The connection between the autoimmune issues and these stress injuries is news to me. But it makes sense from what I've read in the last few days.
Martha Beck, in her book "Finding Your Own North Star", calls it "soul shrapnel". I agree that the injury compounds throughout life if it is not tended to, as she describes as well. Women too, have their own version of "soldier up" and it starts at a pretty young age in our society.

Great thread, great discussion.


Gravatar Jesse and minstrel--
Jesse, you and I have had a brief discussion about being a medic before. In my brief brush with critical incident stress (similar to PTSD but not as chronic, although it can become so), what I found more useful than anything was EMD-R (Eye Movement Desensitiztion-Reprogramming). It uses REM-like eye movements, along with a therapist's expertise, to get things resettled a little better in the mind. Kids, do not try this at home!

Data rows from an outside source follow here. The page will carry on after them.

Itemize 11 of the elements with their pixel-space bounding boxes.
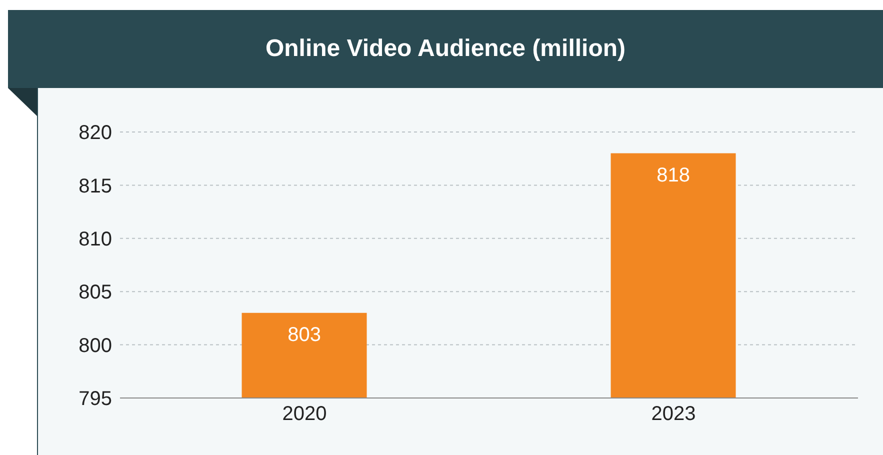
x-tick-label: 2020 <box>282 403 327 426</box>
x-tick-label: 2023 <box>651 403 696 426</box>
y-tick-label: 795 <box>78 388 112 410</box>
data-label: 803 <box>288 324 321 346</box>
data-label: 818 <box>656 164 690 186</box>
y-tick-label: 805 <box>78 282 112 304</box>
y-tick-label: 800 <box>78 334 112 357</box>
y-tick-label: 815 <box>78 175 112 198</box>
y-tick-label: 810 <box>78 228 112 250</box>
y-tick-label: 820 <box>78 122 112 144</box>
chart-title: Online Video Audience (million) <box>8 10 883 88</box>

Only do it with a professional trained in its use. But it could well be very useful for both of you, if you have not tried it before. It may take a bit of searching to find someone knowledgeable about it, but it would be well worth it. God bless you both.


Gravatar Hey CapD --

Yeah, I remember reading something about this. Don't remember if it was you, or someone else.

Thanks again for mentioning it.

I remember being impressed with how rapidly people seemed to take ground with the technique.

Perhaps I will bring it up with my therapist. See what he thinks. *smiles*

Thanks again for thinking of us. It's always appreciated.


Gravatar Thanks for including chronic pain in that litany of things with high command value over your body and your life. Many of us won't ever see combat, but plenty of us deal with chronic pain issues. That may help a lot of non-combatants understand the toll of the injury of PTSD on its sufferers.

Anybody who thinks they can just gut it out through severe chronic pain, PTSD and other serious disorders has watched too many Chuck Norris movies or episodes of 24. In the real world, PTSD and chronic pain conditions turn you into a sad, strange shadow of yourself, no matter how innately tough you are. Only the right help and a lot of support gets you back to yourself.


Gravatar Pain has made me a different person.

Upside: I'm beginning to understand my dad's stories and jokes about war, 11 years after his untimely death from a painful auto-immune disorder.

Downside: My kid is beginning to understand what my childhood was like.

Sideways: I have a glimpse of insight into my wife's PTSD, from childhood abuse inflicted by a war-scarred sociopath who was left untreated.

The notion that PTSD is an injury, not an illness, is a pretty powerful framing tool to identify appropriate treatment tools and options. If you're crazy, that's a personal problem; if you're hurt, there has to be a way to heal.